My larger problem with Mr Simpson’s argument, however, is that he seems to take it for granted that “the country  mostly didn’t want” an election — that the Liberals were wrong in their judgment that the “electorate [was] ready for a change.” I’m fairly certain he’s mistaken on both counts. But he’s wrong in a very Liberal way: that the majority of Canadians don’t seem ready to throw their support behind the Liberals as the force of change doesn’t mean that there isn’t a desire for political change in the country. He almost gets there in the end, when he offers the NDP as a newly viable alternative to the Tories, but stops short of facing up to what all polls now show: that an overwhelming majority of Canadians would vote for parties other than Harper’s, and a majority of those voters would support the NDP.

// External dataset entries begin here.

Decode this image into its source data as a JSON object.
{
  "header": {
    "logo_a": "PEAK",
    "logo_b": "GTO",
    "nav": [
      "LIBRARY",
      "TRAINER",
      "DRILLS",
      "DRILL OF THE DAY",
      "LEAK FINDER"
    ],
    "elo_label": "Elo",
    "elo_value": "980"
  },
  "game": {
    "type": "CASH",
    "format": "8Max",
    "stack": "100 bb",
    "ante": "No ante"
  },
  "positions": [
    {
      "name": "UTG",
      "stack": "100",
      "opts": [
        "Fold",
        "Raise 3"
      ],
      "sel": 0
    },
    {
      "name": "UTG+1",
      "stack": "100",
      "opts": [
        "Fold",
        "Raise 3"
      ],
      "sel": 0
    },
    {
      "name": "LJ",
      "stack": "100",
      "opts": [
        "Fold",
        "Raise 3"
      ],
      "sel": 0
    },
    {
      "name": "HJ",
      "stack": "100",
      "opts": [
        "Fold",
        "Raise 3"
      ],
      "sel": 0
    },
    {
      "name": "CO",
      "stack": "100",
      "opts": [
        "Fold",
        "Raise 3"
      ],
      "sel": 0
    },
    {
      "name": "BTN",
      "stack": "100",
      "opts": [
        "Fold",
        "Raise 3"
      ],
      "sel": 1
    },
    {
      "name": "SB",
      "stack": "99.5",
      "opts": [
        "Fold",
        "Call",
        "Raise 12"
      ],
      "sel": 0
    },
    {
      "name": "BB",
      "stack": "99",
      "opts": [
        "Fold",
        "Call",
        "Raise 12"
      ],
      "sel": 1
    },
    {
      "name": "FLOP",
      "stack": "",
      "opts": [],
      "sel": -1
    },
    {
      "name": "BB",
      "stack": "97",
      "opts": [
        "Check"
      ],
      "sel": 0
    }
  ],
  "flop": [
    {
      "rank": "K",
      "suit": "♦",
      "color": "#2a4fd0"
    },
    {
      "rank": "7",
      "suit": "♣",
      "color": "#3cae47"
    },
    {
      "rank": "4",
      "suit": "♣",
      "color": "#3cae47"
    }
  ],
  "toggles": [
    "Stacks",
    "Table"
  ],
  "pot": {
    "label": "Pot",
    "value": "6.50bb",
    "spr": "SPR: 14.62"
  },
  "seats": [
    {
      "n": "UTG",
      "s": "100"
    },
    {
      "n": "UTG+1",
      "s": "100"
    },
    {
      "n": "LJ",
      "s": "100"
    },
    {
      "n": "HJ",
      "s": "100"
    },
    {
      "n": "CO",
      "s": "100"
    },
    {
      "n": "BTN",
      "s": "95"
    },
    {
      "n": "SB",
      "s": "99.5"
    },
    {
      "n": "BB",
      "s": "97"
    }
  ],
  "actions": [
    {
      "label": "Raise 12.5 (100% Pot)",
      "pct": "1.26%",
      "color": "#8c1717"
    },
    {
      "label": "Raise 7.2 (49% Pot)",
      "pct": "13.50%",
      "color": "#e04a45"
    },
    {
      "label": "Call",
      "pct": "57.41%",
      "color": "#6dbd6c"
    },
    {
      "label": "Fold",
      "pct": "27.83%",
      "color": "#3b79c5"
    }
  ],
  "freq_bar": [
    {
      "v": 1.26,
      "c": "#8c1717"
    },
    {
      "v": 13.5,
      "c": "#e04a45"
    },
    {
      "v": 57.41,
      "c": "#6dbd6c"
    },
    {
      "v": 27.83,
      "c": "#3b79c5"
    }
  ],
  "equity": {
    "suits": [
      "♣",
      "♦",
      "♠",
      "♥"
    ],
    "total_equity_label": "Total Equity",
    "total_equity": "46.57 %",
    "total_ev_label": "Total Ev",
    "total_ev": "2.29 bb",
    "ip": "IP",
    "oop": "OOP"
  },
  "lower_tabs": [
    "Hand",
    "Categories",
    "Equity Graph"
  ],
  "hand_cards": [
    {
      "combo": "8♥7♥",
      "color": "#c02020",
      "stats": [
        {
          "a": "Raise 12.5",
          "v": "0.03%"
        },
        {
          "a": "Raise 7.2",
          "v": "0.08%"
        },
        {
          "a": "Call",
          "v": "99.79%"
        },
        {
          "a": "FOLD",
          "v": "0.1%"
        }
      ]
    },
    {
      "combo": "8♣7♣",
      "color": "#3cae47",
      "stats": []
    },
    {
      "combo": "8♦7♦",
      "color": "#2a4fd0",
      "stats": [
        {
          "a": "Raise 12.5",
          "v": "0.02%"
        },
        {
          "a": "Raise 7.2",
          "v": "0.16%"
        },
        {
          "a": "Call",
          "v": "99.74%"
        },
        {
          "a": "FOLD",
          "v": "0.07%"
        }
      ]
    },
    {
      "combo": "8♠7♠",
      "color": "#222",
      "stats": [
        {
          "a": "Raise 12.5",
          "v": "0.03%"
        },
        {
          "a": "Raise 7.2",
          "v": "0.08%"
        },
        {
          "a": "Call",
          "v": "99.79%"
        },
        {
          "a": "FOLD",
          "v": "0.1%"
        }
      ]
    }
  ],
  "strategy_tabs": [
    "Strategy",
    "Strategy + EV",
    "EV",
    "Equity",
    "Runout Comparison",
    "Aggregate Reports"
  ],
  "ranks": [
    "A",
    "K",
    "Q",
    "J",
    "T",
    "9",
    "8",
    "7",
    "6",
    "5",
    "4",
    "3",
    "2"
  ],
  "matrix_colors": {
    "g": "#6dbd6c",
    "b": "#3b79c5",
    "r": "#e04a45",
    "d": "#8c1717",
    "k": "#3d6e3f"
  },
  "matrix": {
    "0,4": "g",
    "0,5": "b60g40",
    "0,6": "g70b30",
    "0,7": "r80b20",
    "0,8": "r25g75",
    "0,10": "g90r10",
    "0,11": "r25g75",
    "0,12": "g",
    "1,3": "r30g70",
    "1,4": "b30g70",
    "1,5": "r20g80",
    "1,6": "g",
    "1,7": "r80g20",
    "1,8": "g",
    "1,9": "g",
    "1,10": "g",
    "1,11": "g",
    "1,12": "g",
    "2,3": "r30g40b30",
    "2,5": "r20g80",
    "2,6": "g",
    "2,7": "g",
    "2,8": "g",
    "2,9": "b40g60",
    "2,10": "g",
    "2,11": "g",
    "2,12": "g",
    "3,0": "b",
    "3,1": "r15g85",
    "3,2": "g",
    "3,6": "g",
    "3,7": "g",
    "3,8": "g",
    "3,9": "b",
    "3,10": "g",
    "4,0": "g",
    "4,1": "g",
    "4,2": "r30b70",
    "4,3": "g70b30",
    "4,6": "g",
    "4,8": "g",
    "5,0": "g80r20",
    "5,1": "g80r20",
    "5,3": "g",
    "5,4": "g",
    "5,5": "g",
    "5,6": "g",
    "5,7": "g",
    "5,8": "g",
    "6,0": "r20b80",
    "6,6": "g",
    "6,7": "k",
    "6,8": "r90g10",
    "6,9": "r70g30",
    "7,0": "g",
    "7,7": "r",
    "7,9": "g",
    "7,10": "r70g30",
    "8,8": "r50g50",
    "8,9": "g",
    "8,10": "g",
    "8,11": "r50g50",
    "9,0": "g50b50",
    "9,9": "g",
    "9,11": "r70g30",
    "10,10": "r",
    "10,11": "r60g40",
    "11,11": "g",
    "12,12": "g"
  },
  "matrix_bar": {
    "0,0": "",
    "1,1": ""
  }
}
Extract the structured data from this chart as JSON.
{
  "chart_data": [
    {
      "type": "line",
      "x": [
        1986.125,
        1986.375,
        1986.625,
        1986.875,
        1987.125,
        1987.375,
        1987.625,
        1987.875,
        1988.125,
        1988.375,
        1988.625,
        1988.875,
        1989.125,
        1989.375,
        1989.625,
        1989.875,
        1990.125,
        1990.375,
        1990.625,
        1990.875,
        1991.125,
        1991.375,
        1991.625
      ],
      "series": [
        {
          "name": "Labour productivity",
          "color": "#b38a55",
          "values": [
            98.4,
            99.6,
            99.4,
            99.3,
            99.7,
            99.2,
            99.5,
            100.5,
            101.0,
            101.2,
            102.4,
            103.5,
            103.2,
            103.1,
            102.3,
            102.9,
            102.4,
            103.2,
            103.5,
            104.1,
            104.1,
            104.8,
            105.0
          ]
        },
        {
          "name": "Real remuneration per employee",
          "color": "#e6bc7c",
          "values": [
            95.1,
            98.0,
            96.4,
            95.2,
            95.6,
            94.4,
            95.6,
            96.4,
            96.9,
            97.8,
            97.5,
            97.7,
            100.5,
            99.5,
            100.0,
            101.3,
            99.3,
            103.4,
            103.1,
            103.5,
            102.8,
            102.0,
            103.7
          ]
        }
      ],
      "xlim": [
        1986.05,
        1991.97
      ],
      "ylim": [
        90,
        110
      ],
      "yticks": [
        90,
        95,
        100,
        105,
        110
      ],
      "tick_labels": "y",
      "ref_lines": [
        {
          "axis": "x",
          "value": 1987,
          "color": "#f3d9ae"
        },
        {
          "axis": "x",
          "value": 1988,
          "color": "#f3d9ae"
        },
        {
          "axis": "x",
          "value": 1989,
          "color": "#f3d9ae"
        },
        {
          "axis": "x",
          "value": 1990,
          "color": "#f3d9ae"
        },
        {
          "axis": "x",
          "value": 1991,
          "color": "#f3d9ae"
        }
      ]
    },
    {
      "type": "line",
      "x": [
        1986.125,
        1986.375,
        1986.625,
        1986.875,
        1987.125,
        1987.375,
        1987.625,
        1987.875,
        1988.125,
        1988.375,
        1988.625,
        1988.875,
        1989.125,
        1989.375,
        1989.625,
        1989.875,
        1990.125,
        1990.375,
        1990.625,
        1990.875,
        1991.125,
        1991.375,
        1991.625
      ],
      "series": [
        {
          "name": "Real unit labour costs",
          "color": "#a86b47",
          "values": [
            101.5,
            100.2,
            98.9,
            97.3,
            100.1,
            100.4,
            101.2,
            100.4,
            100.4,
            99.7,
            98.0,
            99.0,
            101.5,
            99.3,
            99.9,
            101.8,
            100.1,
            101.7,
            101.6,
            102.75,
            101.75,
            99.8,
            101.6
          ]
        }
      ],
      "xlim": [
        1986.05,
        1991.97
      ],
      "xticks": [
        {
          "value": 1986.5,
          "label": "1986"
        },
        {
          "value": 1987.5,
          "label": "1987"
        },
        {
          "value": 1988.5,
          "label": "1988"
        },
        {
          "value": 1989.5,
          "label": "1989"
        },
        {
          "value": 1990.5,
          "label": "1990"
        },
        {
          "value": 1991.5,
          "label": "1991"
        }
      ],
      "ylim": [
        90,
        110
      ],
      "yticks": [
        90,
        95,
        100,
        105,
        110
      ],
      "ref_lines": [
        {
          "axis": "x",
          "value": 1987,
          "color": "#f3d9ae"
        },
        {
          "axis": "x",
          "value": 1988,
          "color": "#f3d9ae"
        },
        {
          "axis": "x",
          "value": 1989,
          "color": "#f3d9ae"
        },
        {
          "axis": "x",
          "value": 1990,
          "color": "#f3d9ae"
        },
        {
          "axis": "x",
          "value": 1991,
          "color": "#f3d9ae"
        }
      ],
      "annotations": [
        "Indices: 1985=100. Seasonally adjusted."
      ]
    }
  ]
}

In sum, it sounds as if Mr Simpson is ready to equate a lack of enthusiasm for the Liberals with a lack of enthusiasm for this election or for change. The polls and, more tellingly, the advance voting figures suggest the opposite is true: that Canadians are keen to vote this year, and that real change might in fact be in the air. It’s entirely possible, of course, that the outcome of the election won’t reflect any of this — the vote in Ontario might split in such a way that the Tories gain seats, and it’s not even inconceivable (though unlikely) that they could win a majority of seats with an even smaller share of the popular vote than Chrétien in 1997 (and with much less of a mandate, given that Chrétien’s government still had the support of a centre-left popular majority).

But however the distribution of seats works out, the polls suggest that while we might be witnessing the impending end of Liberal Canada, liberal Canada is doing just fine. Nor is this development all that surprising. After the consolidation of votes on the right after 2004, a centrist position necessarily was going to lose appeal to voters on the left. Canada is not the US, after all. There, a Democratic party governing from the centre (if that) has long been the only viable alternative to hard-right Republicans. As Canadian Conservatism is taking on an ever more Republican appearance, though, the obvious, clearly demarcated alternative the NDP can offer has become more and more attractive, while the centre has shrunk. Put differently: the starker and less compromising the profile of the Tories, the less appealing the necessarily conciliatory and accommodating centrist approach.

On Monday, we’ll know what that means in practice.